Forced into responsibility
These Asian countries also currently lack extended producer responsibility (EPR) laws that elsewhere compel manufacturers to tackle waste arising from the products they made. While such laws originated in Sweden in the 1970s, today the most prominent example is Europe’s Single Use Plastic Directive, adopted in May 2019. ‘Governments can really oblige companies to take the environment into account, whether it be through EPR schemes, or making them pay for the pollution that that has been caused by their products,’ Zoete says.
BASF tracks such regulatory developments closely, Lach notes. ‘We have established global standards and have set ourselves targets which go significantly beyond legal requirements,’ he says. To reflect EPR, BASF strives to sell its products in reusable packaging, Lach adds. For example in Germany, BASF has been taking back packaging that cannot be reused since the early 1990s. ‘As a chemical company, we not only support improving the management of the post-industrial/pre-consumer waste but also post-consumer waste. Thus, we have been actively involved in the development of different EPR schemes for different sectors.’

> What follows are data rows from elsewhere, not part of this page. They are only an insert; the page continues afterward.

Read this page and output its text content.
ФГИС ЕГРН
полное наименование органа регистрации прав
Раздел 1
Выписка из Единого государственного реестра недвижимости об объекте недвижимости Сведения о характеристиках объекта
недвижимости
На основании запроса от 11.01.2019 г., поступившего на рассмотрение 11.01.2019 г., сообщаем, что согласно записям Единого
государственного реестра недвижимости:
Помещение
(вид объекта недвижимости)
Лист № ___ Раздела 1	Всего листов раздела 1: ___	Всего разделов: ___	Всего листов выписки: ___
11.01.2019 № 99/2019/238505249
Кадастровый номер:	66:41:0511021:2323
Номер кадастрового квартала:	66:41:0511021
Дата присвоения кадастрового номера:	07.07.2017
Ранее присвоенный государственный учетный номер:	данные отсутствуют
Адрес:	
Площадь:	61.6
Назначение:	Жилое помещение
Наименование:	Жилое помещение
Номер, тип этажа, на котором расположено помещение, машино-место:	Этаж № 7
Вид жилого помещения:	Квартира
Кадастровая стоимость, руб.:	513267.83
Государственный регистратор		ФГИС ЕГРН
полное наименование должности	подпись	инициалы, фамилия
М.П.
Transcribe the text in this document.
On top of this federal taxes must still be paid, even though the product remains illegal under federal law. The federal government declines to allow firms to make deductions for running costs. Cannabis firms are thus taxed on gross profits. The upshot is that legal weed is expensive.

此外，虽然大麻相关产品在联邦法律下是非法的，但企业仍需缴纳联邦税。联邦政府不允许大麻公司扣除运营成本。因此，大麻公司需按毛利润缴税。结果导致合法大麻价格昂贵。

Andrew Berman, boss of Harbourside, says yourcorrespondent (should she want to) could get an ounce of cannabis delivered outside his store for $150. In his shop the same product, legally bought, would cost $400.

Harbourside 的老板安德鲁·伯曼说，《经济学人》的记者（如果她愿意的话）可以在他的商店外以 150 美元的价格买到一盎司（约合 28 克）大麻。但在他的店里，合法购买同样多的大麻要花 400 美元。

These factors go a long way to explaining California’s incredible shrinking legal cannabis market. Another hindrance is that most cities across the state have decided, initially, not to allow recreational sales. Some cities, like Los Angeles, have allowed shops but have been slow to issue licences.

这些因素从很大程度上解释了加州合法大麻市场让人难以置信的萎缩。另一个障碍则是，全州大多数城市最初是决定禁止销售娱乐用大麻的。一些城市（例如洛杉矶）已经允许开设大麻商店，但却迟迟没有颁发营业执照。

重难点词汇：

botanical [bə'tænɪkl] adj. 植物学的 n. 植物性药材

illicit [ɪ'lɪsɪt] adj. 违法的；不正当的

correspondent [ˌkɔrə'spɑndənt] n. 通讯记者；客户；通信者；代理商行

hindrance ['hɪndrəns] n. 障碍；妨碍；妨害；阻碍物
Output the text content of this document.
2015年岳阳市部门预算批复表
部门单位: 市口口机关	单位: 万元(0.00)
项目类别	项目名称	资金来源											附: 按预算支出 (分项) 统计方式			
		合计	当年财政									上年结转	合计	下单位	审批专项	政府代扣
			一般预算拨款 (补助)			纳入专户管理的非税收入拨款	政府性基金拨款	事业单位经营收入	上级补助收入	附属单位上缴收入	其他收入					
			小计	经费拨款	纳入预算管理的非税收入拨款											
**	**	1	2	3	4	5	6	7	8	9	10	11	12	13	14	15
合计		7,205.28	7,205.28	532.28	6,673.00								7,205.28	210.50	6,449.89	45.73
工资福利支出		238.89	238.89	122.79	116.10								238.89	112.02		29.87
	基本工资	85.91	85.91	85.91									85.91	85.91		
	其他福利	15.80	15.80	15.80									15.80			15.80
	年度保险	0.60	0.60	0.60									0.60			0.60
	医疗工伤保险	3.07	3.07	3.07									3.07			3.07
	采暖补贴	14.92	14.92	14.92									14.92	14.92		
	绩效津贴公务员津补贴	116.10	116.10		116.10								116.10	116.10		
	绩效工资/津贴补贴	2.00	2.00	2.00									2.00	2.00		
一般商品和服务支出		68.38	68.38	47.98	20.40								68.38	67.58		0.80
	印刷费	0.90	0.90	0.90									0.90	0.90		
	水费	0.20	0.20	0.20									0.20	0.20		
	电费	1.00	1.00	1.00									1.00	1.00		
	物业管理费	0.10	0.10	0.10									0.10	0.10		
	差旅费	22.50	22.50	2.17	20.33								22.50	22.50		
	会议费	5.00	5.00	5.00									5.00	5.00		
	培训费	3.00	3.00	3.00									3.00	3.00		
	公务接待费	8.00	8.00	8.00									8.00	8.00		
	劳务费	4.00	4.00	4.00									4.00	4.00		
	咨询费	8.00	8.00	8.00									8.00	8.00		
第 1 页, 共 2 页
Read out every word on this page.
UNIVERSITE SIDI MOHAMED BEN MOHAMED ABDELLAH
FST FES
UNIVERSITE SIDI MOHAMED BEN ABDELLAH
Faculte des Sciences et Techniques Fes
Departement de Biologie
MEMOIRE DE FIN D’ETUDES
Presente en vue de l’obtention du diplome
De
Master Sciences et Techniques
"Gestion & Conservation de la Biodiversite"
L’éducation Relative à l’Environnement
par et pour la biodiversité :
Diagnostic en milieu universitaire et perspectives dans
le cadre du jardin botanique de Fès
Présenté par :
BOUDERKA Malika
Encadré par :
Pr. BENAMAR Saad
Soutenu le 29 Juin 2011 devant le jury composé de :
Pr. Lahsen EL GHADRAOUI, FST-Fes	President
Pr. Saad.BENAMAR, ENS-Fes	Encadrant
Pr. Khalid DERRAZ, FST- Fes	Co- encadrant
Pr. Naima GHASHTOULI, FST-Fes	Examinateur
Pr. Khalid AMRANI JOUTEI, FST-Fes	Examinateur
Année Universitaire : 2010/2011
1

Higher production capacity does not necessarily mean more plastic waste pollution, BASF also argues. ‘To tackle pollution caused by plastic waste, combined efforts by different stakeholders focusing on establishing a well-functioning waste management infrastructure with proper collection and recovery, as well as awareness raising are key,’ Lach says.
The EU’s Single Use Plastic Directive is also now inspiring national and state-level legislation in the US, explains Susan Collins, president of the Container Recycling Institute (CRI) based in Culver City, California. CRI is a strong advocate of container deposit laws, in particular where people are rewarded for returning bottles or cans. ‘Container deposit laws excel in three separate areas,’ Collins explains. ‘They produce very high quantities of material, they produce high quality material that is suitable for use in new bottle and can manufacturing, and they cut beverage container litter in half, on average.’ She notes that whereas previously a good year would see just two or three US states consider introducing such laws, in 2019 nine states did.
Zoete stresses the role that such schemes have on how people think, for example what happens when EPR makes companies responsible for cleaning up their products. ‘You will think twice before designing packaging that is very prone to be thrown away in the environment,’ he says. ‘Today taxpayers are paying all the costs for cleaning up that end of life product. It will be more fair and balanced when the producing companies are implicated as well. But this is an interesting instrument because it will make the choice in the design phase very clear as to which type of package they will use. Today, we have a whole lot of products designed to be thrown away and then we wonder why they’re thrown away.’
However the plastics industry transforms itself to spare the oceans from waste, Circulate’s Kaplan is confident that it’s possible. ‘Ocean plastic is one of the most pressing environmental issues of our times but one that can be solved,’ he says. ‘150 million tons of plastic are today in the ocean and 8 million tons are added each year, which is the equivalent to a garbage truck of plastic being added each minute. But when we take a step back, 8 million tons is manageable. Singapore manages 8 million tons of waste per year.’